Германия | страница 39
Бетховен
— Я хочу в Бонн, на родину Бетховена, — сказал Макос за ужином. — Очень хочу.
— Бонн же в другом конце! — Я набила рот колбасой и едва выговаривала слова.
— Ну и что!
— А я в Вену хочу: он там дольше жил.
— Вена, Вена… — Макос был не в настроении. — Он родился в Бонне. В Бонне он страдал…
— В Вене тоже… — Я налила яблочный сок из графина и разбавила его минеральной водой.
— Ты не понимаешь! — воскликнул Макос обозленно и встал. Развернулся и стремительно зашагал к выходу из зала.
Я бросила колбасу и сок и помчалась за ним.
— Ты чего? — потянула я Макоса за плечо.
— Ничего. — Он был то ли зол, то ли расстроен — я не могла понять.
— Нет, скажи!
— Я в Бонн хочу…
Вечером мы собрали в рюкзак Макоса вещи, наскребли денег и осторожно вышли из гостиницы. Поезд отъезжал от вокзала в 23.00. Через несколько пересадок, часам к 11.00, мы должны были приехать в Бонн — Макос все рассчитал. Его странная нервозность прошла сразу, как только мы вышли из гостиницы.
— Ты знаешь, я вообще-то не из Казахстана, — сказал вдруг Макос, глядя в окно, в ночь, когда я уже почти заснула у него на плече.
Мы как раз пересели в поезд до Айхенберга, и до следующей пересадки у нас было два часа.
— Что? — Я протерла глаза и заулыбалась. — А откуда? С Марса?
— Нет. — Макос серьезно посмотрел на меня. — Я из Болгарии. Мой отец — посол.

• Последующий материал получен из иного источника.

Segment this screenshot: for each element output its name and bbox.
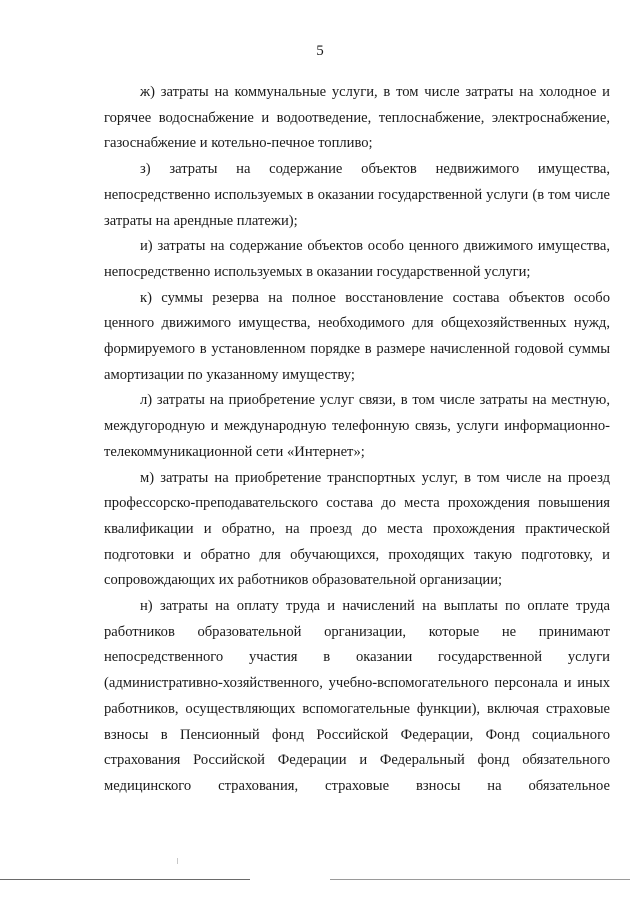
paragraph-m-transport: м) затраты на приобретение транспортных услуг, в том числе на проезд профессорско-преподавательского состава до места прохождения повышения квалификации и обратно, на проезд до места прохождения практической подготовки и обратно для обучающихся, проходящих такую подготовку, и сопровождающих их работников образовательной организации; — [104, 469, 610, 589]
paragraph-k-reserve: к) суммы резерва на полное восстановление состава объектов особо ценного движимого имущества, необходимого для общехозяйственных нужд, формируемого в установленном порядке в размере начисленной годовой суммы амортизации по указанному имуществу; — [104, 289, 610, 383]
paragraph-z-real-estate: з) затраты на содержание объектов недвижимого имущества, непосредственно используемых в оказании государственной услуги (в том числе затраты на арендные платежи); — [104, 161, 610, 229]
paragraph-zh-utilities: ж) затраты на коммунальные услуги, в том числе затраты на холодное и горячее водоснабжение и водоотведение, теплоснабжение, электроснабжение, газоснабжение и котельно-печное топливо; — [104, 84, 610, 152]
document-body — [104, 80, 610, 800]
paragraph-i-movable-property: и) затраты на содержание объектов особо ценного движимого имущества, непосредственно используемых в оказании государственной услуги; — [104, 238, 610, 280]
paragraph-l-communication: л) затраты на приобретение услуг связи, в том числе затраты на местную, междугородную и международную телефонную связь, услуги информационно-телекоммуникационной сети «Интернет»; — [104, 392, 610, 460]
paragraph-n-labor-costs: н) затраты на оплату труда и начислений на выплаты по оплате труда работников образовательной организации, которые не принимают непосредственного участия в оказании государственной услуги (административно-хозяйственного, учебно-вспомогательного персонала и иных работников, осуществляющих вспомогательные функции), включая страховые взносы в Пенсионный фонд Российской Федерации, Фонд социального страхования Российской Федерации и Федеральный фонд обязательного медицинского страхования, страховые взносы на обязательное — [104, 598, 610, 794]
footer-scan-line-left — [0, 879, 250, 880]
page-number: 5 — [316, 43, 324, 59]
scan-artifact — [177, 858, 178, 864]
footer-scan-line-right — [330, 879, 630, 880]
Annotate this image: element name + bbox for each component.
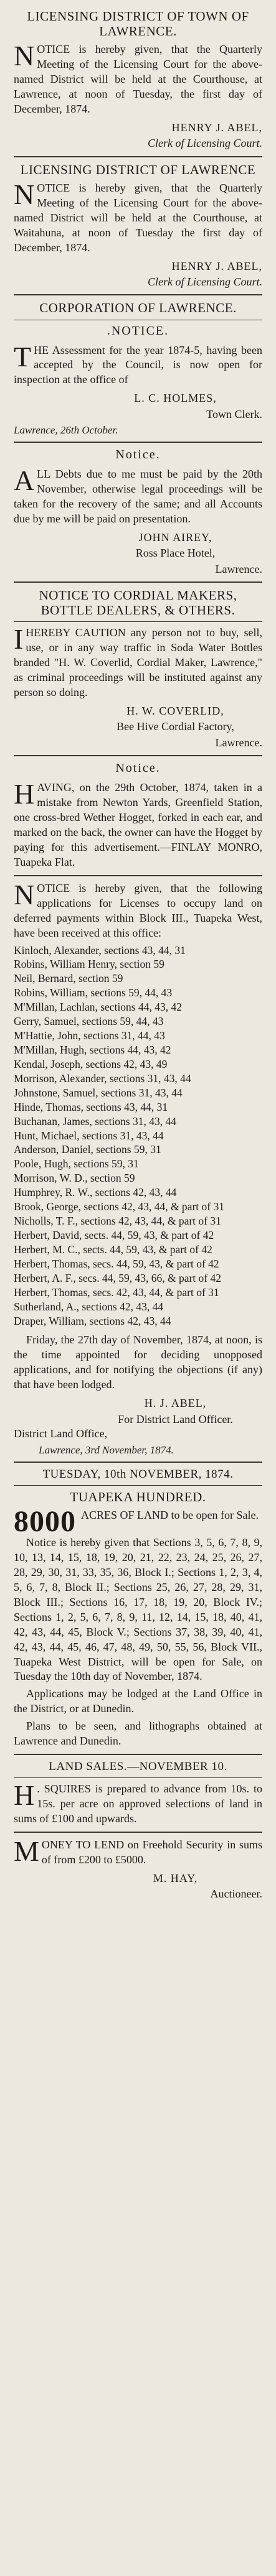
applicant-entry: Robins, William, sections 59, 44, 43	[14, 986, 173, 999]
divider	[14, 621, 262, 622]
ad-body-2: Applications may be lodged at the Land Office in the District, or at Dunedin.	[14, 1687, 262, 1715]
ad-lead-text: ACRES OF LAND to be open for Sale.	[81, 1509, 259, 1522]
signer-town: Lawrence.	[215, 562, 262, 575]
ad-body-text: OTICE is hereby given, that the Quarterly Meeting of the Licensing Court for the above-named District will be held at the Courthouse, at Waitahuna, at noon of Tuesday the first day of December, 1874.	[14, 181, 262, 254]
signer-name: HENRY J. ABEL,	[171, 259, 262, 272]
ad-heading: LICENSING DISTRICT OF TOWN OF LAWRENCE.	[27, 9, 249, 39]
ad-body-text: AVING, on the 29th October, 1874, taken in a mistake from Newton Yards, Greenfield Station, one cross-bred Wether Hogget, forked in each ear, and marked on the back, the owner can have the Hogget by paying for this advertisement.—FINLAY MONRO, Tuapeka Flat.	[14, 781, 262, 868]
signer-name: JOHN AIREY,	[138, 530, 212, 544]
applicant-entry: Herbert, A. F., secs. 44, 59, 43, 66, & part of 42	[14, 1271, 221, 1284]
applicant-entry: Neil, Bernard, section 59	[14, 972, 123, 985]
ad-body: Notice is hereby given that Sections 3, 5, 6, 7, 8, 9, 10, 13, 14, 15, 18, 19, 20, 21, 22, 23, 24, 25, 26, 27, 28, 29, 30, 31, 33, 35, 36, Block I.; Sections 1, 2, 3, 4, 5, 6, 7, 8, Block II.; Sections 25, 26, 27, 28, 29, 31, Block III.; Sections 16, 17, 18, 19, 20, Block IV.; Sections 1, 2, 5, 6, 7, 8, 9, 11, 12, 14, 15, 18, 40, 41, 42, 43, 44, 45, Block V.; Sections 37, 38, 39, 40, 41, 42, 43, 44, 45, 46, 47, 48, 49, 50, 55, 56, Block VII., Tuapeka West District, will be open for Sale, on Tuesday the 10th day of November, 1874.	[14, 1536, 262, 1683]
ad-heading: LICENSING DISTRICT OF LAWRENCE	[20, 162, 256, 177]
ad-lead	[14, 1505, 262, 1539]
drop-cap: A	[14, 465, 35, 497]
ad-body	[14, 1835, 262, 1868]
drop-cap: H	[14, 778, 35, 810]
ad-heading: TUAPEKA HUNDRED.	[70, 1489, 206, 1504]
signer-name: M. HAY,	[153, 1871, 198, 1884]
applicant-entry: Robins, William Henry, section 59	[14, 958, 164, 971]
ad-title: Notice.	[115, 448, 161, 462]
signer-role: Town Clerk.	[206, 407, 262, 420]
divider	[14, 581, 262, 583]
signer-role: For District Land Officer.	[118, 1412, 233, 1425]
signer-name: H. W. COVERLID,	[126, 704, 224, 717]
ad-body-text: HE Assessment for the year 1874-5, having been accepted by the Council, is now open for inspection at the office of	[14, 343, 262, 386]
ad-body	[14, 1779, 262, 1827]
divider	[14, 1485, 262, 1486]
ad-closing: Friday, the 27th day of November, 1874, at noon, is the time appointed for deciding unopposed applications, and for notifying the objections (if any) that have been lodged.	[14, 1333, 262, 1391]
applicant-entry: Buchanan, James, sections 31, 43, 44	[14, 1114, 176, 1128]
ad-cordial-makers	[14, 588, 262, 750]
acreage-figure: 8000	[14, 1505, 76, 1539]
drop-cap: H	[14, 1779, 35, 1812]
ad-heading: CORPORATION OF LAWRENCE.	[39, 300, 237, 316]
divider	[14, 1777, 262, 1778]
applicant-entry: Humphrey, R. W., sections 42, 43, 44	[14, 1186, 177, 1199]
drop-cap: I	[14, 623, 24, 656]
divider	[14, 1832, 262, 1833]
ad-land-sales	[14, 1760, 262, 1827]
divider	[14, 442, 262, 443]
ad-body	[14, 467, 262, 527]
ad-body-3: Plans to be seen, and lithographs obtained at Lawrence and Dunedin.	[14, 1720, 262, 1748]
ad-licensing-district	[14, 162, 262, 290]
drop-cap: N	[14, 178, 35, 210]
ad-body-text: OTICE is hereby given, that the following applications for Licenses to occupy land on deferred payments within Block III., Tuapeka West, have been received at this office:	[14, 881, 262, 939]
applicant-entry: Hinde, Thomas, sections 43, 44, 31	[14, 1100, 168, 1113]
ad-body-text: HEREBY CAUTION any person not to buy, sell, use, or in any way traffic in Soda Water Bottles branded "H. W. Coverlid, Cordial Maker, Lawrence," as criminal proceedings will be instituted against any person so doing.	[14, 626, 262, 699]
divider	[14, 875, 262, 876]
signer-name: HENRY J. ABEL,	[171, 121, 262, 134]
divider	[14, 755, 262, 756]
applicant-entry: Poole, Hugh, sections 59, 31	[14, 1157, 139, 1170]
divider	[14, 1754, 262, 1755]
ad-tuapeka-hundred	[14, 1468, 262, 1749]
ad-money-to-lend	[14, 1835, 262, 1902]
signer-role: Auctioneer.	[210, 1888, 262, 1901]
ad-heading: LAND SALES.—NOVEMBER 10.	[49, 1760, 227, 1774]
signer-role: Clerk of Licensing Court.	[148, 137, 262, 150]
ad-body	[14, 623, 262, 700]
office-name: District Land Office,	[14, 1427, 108, 1440]
ad-body-text: . SQUIRES is prepared to advance from 10s. to 15s. per acre on approved selections of land in sums of £100 and upwards.	[14, 1782, 262, 1825]
applicant-entry: Herbert, Thomas, secs. 42, 43, 44, & part of 31	[14, 1286, 219, 1299]
ad-body	[14, 340, 262, 388]
applicant-entry: Herbert, Thomas, secs. 44, 59, 43, & part of 42	[14, 1257, 219, 1270]
applicant-entry: Nicholls, T. F., sections 42, 43, 44, & part of 31	[14, 1215, 221, 1228]
drop-cap: T	[14, 340, 32, 373]
ad-body	[14, 178, 262, 256]
applicant-entry: Draper, William, sections 42, 43, 44	[14, 1314, 171, 1327]
signer-town: Lawrence.	[215, 736, 262, 749]
ad-hogget-notice	[14, 761, 262, 870]
applicant-list	[14, 943, 262, 1328]
divider	[14, 1462, 262, 1463]
applicant-entry: Hunt, Michael, sections 31, 43, 44	[14, 1129, 164, 1142]
ad-body-text: LL Debts due to me must be paid by the 20th November, otherwise legal proceedings will be taken for the recovery of the same; and all Accounts due by me will be paid on presentation.	[14, 468, 262, 525]
ad-dateline: TUESDAY, 10th NOVEMBER, 1874.	[42, 1467, 234, 1481]
drop-cap: N	[14, 878, 35, 910]
signer-address: Ross Place Hotel,	[135, 547, 216, 560]
applicant-entry: Herbert, David, sects. 44, 59, 43, & part of 42	[14, 1228, 214, 1241]
applicant-entry: Herbert, M. C., sects. 44, 59, 43, & part of 42	[14, 1243, 212, 1256]
applicant-entry: Anderson, Daniel, sections 59, 31	[14, 1143, 161, 1156]
applicant-entry: Sutherland, A., sections 42, 43, 44	[14, 1300, 164, 1313]
ad-body	[14, 878, 262, 941]
drop-cap: N	[14, 40, 35, 72]
divider	[14, 156, 262, 157]
ad-body-text: OTICE is hereby given, that the Quarterly Meeting of the Licensing Court for the above-named District will be held at the Courthouse, at Lawrence, at noon of Tuesday, the first day of December, 1874.	[14, 43, 262, 116]
applicant-entry: Gerry, Samuel, sections 59, 44, 43	[14, 1015, 164, 1028]
ad-date: Lawrence, 26th October.	[14, 424, 118, 437]
office-date: Lawrence, 3rd November, 1874.	[39, 1443, 174, 1456]
ad-title: .NOTICE.	[107, 323, 169, 338]
ad-title: Notice.	[115, 761, 161, 776]
signer-name: H. J. ABEL,	[144, 1397, 207, 1410]
signer-name: L. C. HOLMES,	[134, 392, 217, 405]
ad-airey-notice	[14, 448, 262, 577]
ad-body	[14, 778, 262, 870]
applicant-entry: M'Millan, Lachlan, sections 44, 43, 42	[14, 1001, 182, 1014]
drop-cap: M	[14, 1835, 39, 1867]
ad-body	[14, 42, 262, 117]
applicant-entry: Brook, George, sections 42, 43, 44, & part of 31	[14, 1200, 224, 1213]
signer-role: Clerk of Licensing Court.	[148, 275, 262, 288]
ad-land-applications	[14, 878, 262, 1457]
applicant-entry: M'Hattie, John, sections 31, 44, 43	[14, 1029, 165, 1042]
ad-body-text: ONEY TO LEND on Freehold Security in sums of from £200 to £5000.	[41, 1838, 262, 1866]
applicant-entry: Kinloch, Alexander, sections 43, 44, 31	[14, 943, 186, 957]
signer-business: Bee Hive Cordial Factory,	[117, 720, 234, 733]
applicant-entry: Kendal, Joseph, sections 42, 43, 49	[14, 1057, 168, 1070]
ad-corporation	[14, 300, 262, 437]
applicant-entry: Morrison, W. D., section 59	[14, 1172, 135, 1185]
ad-licensing-town	[14, 9, 262, 151]
applicant-entry: Morrison, Alexander, sections 31, 43, 44	[14, 1072, 191, 1085]
divider	[14, 294, 262, 295]
ad-heading: NOTICE TO CORDIAL MAKERS, BOTTLE DEALERS, & OTHERS.	[39, 588, 237, 618]
applicant-entry: Johnstone, Samuel, sections 31, 43, 44	[14, 1086, 183, 1099]
applicant-entry: M'Millan, Hugh, sections 44, 43, 42	[14, 1043, 171, 1056]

Я уставилась на Макоса и не могла понять: он шутит? Или правду говорит?
— Я не шучу. — Он подмигнул. — Я в Казахстане третий год всего лишь. До этого мы два года в Киргизии жили, а еще раньше — в Узбекистане.
Я молчала. За окном проносилась ночная Германия: леса с черными деревьями, словно вставшими на дыбы, желая уберечь, сохранить, защитить все ночные тайны и чудеса; скалистые горы, которые казались великанами, сжавшими кулаки…
— Я понимаю тебя, — говорил Макос. — Ну, то, что ты этих… Ну, подруг своих забыть не можешь… Я вот тоже… Я многих забыть не могу.
— М-м-м… — Сон улетучился, а в горле нарастал ком.
Мне вдруг захотелось биться в истерике, пинать всех и плакать. Макос тоже уедет? Кто теперь будет виноват? Германия, которая нас познакомила, или та страна, в которую в следующий раз отправят отца Макоса?
— Знаешь, что самое плохое? — Макос прижался головой к оконному стеклу. — Я ведь никого забыть не могу. Постоянно думаю, как оно было бы, если б я не уехал из Болгарии много лет назад. Или из Узбекистана… Или из Киргизии… Были бы у меня друзья?
Я отвернулась.
— Дильназ, вот мы с тобой — мы друзья?